Let the Countdown Begin: Parliamentary Elections in March 2024
Posted on December 3rd, 2023

by Rajan Philips Courtesy The Island

President Wickremesinghe has now made repeated assurances that the presidential and parliamentary elections will be held in 2024. Financial allocations for the two elections were also announced in parliament. Parliamentary elections are expected to come first, apparently in March 2024, according to news reports citing sources close to the President. Let us assume that the sources are correct and start the political countdown before the official call is made early in the new year. It is going to be a 100-day countdown.

A parliamentary election in March will be the first parliamentary election to be held before the presidential election since the twosome began their co-existence in 1982. In that year of disgrace, President Jayewardene conducted and won the country’s first presidential election, calling the election before his first, appointed, term was over, courtesy of the Third Amendment to the Constitution. He then went on to cancel the parliamentary elections that were due that year by staging an undemocratic referendum and doubled the life of an old parliament.

The purpose of advancing the presidential election was to give himself (JRJ) time to manipulate the timing of parliamentary election. This was on top of the arbitrary power that the constitution gave the executive to dissolve parliament any time after one year of its election. This power of dissolution is an unusual, if not unique, constitutional power vested in the executive over the legislature.
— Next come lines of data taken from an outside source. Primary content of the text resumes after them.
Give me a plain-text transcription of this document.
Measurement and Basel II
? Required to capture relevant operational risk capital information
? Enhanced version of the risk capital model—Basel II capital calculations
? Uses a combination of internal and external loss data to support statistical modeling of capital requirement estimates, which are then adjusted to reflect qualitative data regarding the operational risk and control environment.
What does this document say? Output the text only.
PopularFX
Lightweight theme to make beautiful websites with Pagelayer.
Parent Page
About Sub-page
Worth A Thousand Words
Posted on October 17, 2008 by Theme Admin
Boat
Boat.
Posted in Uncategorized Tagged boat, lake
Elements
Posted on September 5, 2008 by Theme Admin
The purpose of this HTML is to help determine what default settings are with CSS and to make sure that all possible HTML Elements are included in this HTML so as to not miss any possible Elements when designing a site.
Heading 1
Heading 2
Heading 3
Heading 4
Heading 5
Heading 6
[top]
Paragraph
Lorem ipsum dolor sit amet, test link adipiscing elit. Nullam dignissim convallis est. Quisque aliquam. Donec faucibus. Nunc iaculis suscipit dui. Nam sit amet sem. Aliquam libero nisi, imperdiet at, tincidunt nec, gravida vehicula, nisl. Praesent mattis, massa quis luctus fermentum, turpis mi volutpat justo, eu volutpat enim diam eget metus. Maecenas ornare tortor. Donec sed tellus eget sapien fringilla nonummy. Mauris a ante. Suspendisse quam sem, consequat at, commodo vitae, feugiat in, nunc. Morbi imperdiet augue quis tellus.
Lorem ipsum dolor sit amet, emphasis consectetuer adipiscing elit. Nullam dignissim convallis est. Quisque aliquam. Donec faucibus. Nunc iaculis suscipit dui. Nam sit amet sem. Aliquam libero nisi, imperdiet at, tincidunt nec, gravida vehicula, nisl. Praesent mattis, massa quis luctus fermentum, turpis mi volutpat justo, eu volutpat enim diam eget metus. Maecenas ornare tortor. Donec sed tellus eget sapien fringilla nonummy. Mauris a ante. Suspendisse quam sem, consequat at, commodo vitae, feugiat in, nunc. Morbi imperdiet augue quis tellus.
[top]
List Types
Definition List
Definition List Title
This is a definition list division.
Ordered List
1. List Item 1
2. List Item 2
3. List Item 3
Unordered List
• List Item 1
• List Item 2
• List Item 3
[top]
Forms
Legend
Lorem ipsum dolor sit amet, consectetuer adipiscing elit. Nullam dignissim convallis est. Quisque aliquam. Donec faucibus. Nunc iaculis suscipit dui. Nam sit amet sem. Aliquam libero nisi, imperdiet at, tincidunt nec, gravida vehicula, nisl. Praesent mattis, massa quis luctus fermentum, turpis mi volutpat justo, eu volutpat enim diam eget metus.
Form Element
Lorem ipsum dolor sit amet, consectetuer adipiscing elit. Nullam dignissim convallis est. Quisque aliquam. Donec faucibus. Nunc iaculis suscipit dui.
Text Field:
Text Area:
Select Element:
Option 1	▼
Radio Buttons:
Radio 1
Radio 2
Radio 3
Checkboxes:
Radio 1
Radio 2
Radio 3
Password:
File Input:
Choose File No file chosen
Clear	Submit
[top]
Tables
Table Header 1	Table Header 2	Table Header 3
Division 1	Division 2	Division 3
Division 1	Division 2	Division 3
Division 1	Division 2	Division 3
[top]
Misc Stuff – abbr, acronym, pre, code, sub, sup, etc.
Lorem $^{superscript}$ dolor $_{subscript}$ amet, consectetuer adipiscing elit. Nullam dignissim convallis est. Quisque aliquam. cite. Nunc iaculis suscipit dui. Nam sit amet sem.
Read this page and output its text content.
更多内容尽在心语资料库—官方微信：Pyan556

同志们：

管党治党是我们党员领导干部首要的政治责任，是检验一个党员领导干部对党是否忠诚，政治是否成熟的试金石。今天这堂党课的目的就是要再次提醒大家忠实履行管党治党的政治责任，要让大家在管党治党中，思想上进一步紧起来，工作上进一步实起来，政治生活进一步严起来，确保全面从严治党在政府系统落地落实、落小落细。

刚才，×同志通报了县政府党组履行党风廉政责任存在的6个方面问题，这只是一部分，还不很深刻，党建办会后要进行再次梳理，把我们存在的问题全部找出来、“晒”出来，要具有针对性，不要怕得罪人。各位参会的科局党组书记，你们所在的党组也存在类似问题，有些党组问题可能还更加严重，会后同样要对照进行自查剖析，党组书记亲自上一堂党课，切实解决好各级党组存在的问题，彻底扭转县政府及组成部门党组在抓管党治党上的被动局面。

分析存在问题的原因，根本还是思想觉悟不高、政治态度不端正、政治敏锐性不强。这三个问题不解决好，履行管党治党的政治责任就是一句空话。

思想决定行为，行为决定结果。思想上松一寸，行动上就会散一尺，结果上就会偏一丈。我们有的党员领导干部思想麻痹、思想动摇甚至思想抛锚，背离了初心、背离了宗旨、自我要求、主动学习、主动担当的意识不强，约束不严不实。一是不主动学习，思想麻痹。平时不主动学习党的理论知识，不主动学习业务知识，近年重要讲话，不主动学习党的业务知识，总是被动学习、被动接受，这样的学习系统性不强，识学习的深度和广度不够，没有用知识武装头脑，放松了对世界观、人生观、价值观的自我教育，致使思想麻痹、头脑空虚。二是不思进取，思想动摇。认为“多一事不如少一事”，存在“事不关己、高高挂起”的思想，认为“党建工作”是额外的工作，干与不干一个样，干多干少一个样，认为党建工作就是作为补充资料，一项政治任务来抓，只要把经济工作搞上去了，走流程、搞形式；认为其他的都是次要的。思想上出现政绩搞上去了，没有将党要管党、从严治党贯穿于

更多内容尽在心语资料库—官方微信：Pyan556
So much for the much vaunted separation of powers. The 19th and 20th Amendments have somewhat limited this power, but even what is left of it privileges the executive over the legislature.

President Wickremesinghe will be exercising the presidential power of dissolution to dissolve parliament and call for elections in March 2024, before they are due more than a year later in 2025. In 1982, President Jayewardene did not want to let go of the massive majority he had in the parliament elected in 1977. He kept it going through the referendum chicanery. No one wants this parliament to keep going except the Rajapaksa MPs. The prospect of its dissolution in March is as good as it can get in the circumstances.

Ranil’s Last Hurrah

So far, President Wickremesinghe has been refusing to use the power of dissolution – in order to delay elections. Not anymore, we hope. Now it makes sense for him to dissolve parliament and have parliamentary elections before the presidential election. If the presidential elections were to come first, Ranil Wickremesinghe would likely have faced two unwelcome choices: not to run as a candidate, or to run and lose. That will be the end of his presidency and he would be long gone by the time the next parliamentary elections are held, as they are due, in 2025.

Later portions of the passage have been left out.